5. Richard Sherman’s Mouth

I defended Richard Sherman in the immediate aftermath of his postgame shoutout to Michael Crabtree. I supported the idea that an athlete coming off such an emotional win just moments earlier has the right to lose their mind in the moments following the game. However, as the days went by and the Beats Audio commercials began to air, I started feeling as if I may have gotten played a little bit.  Richard Sherman is clearly a very smart man and the further away we got from the Erin Andrews interview the more it appeared that he orchestrated the entire event and the fallout from it. I understand the need to market oneself and maximize your earning potential off the field. I get that for defensive backs it’s particularly hard to break through and make a name for yourself publicily. And with all of that in mind I say, well played Richard Sherman! Now, please shut the hell up.

6. New Jersey vs. New York

People from New Jersey are feeling slighted because New York is getting all the attention the week and New Jersey is being ignored. Of course it is, it's New York and that's New Jersey! That's part of the deal. New Jersey is always second fiddle to New York. That's what gives people from New Jersey the massive chip on their shoulders. The one that makes them massive successes someday. The desire to one day have enough talent to make it in New York. 

Hell, I'm from New Jersey. I was born here and I'll most likely die here. But that's only because I can't afford to die in New York City.

7. The Weather

Early in the week I wrote I was hoping for two feet of snow. While this was a longshot, I honestly thought it was the one fool-proof way to enjoy Super Bowl Sunday this year. I honestly thought the weather was poised to make Seattle an overwhelming favorite. Now, a mere few days later, God has apparently revealed himself as a Broncos fan. The temperature will be in the high 30s at gametime with very limited wind. So, we can now stop talking about it right?

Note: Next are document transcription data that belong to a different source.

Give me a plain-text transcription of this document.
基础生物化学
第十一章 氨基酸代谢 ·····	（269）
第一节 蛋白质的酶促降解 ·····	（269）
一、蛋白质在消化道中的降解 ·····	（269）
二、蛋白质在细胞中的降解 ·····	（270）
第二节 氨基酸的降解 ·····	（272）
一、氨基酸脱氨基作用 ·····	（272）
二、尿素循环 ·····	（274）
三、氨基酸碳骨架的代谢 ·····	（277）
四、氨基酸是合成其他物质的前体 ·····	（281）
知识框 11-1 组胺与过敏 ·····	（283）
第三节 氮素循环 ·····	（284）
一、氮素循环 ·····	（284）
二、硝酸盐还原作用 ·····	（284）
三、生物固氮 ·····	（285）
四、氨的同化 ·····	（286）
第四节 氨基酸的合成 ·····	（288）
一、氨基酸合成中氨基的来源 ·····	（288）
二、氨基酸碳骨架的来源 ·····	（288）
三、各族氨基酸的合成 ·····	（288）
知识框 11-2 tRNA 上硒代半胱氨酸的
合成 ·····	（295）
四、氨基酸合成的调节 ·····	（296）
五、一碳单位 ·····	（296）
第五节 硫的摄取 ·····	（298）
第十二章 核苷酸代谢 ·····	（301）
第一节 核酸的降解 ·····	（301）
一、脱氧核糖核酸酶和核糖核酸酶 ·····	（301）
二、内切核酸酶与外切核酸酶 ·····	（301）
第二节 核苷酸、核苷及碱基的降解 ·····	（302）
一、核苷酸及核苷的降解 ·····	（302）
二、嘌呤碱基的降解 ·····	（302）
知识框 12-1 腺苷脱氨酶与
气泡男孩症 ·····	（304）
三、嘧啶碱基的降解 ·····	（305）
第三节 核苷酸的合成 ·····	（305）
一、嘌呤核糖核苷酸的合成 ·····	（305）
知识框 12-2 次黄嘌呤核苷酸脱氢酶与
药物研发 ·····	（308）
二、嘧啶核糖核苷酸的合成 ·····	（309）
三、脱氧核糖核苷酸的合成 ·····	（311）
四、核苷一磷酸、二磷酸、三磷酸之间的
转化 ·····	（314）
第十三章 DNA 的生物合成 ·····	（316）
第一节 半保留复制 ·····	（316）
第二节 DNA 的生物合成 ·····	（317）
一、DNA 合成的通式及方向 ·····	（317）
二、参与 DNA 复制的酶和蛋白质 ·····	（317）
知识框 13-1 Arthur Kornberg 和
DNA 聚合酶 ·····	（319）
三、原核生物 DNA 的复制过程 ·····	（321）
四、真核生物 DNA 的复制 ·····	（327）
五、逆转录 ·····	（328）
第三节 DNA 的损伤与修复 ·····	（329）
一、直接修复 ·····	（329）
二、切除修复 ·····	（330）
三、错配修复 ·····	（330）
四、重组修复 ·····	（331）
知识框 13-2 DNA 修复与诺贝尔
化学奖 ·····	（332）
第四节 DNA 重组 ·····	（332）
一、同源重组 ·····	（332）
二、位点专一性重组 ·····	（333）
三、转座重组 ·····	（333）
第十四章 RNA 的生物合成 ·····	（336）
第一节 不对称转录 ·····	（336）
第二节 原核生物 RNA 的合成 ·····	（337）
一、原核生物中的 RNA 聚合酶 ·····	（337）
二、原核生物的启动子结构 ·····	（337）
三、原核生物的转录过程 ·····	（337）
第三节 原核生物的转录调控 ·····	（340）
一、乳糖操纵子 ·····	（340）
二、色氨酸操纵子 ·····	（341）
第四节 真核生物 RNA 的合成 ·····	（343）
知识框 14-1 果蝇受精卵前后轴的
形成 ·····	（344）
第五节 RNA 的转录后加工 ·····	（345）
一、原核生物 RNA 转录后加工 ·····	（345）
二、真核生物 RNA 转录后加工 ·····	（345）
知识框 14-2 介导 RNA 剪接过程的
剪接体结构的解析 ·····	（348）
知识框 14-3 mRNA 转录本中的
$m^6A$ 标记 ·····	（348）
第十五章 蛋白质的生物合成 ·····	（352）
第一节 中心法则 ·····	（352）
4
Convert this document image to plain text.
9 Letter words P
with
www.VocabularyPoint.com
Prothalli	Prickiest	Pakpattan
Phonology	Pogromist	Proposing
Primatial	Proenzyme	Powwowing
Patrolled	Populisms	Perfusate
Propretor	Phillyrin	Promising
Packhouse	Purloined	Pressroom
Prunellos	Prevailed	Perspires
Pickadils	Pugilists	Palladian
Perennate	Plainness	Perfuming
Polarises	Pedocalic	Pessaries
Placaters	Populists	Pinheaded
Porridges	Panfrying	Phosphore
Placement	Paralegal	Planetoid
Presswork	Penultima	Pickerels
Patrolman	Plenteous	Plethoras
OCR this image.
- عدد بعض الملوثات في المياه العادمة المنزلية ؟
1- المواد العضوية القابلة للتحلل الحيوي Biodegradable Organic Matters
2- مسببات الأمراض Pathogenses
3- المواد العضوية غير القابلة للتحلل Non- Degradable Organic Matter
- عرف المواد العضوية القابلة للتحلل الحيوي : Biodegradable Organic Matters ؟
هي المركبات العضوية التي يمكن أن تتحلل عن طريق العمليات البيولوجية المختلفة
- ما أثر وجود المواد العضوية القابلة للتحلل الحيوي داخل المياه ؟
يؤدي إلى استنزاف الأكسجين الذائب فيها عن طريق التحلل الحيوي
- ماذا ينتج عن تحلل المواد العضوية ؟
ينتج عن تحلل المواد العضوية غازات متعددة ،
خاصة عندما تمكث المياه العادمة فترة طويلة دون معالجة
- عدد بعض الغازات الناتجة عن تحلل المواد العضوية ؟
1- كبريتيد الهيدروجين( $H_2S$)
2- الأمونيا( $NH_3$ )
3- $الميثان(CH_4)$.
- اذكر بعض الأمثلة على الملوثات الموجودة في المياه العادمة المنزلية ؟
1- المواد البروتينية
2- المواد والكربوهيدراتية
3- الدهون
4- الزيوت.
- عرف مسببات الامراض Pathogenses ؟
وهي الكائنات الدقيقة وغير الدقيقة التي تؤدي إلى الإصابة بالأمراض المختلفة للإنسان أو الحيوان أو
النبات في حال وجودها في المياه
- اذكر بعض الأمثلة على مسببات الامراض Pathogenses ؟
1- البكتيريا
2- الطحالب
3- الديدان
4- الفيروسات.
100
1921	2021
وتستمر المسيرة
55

Peyton Manning should have little issue dealing with the elements. This is good for two reasons: One, the game should be played on a neutral field in regards to both location and weather; two, win or lose, the weather won’t be able to be used an excuse for Peyton Manning. It won’t be the entire narrative leading up to the game and I won’t have to listen to weeks and years of “If it was just a little warmer…” I will say, I would still love two feet of snow but this may be the better situation for everyone involved.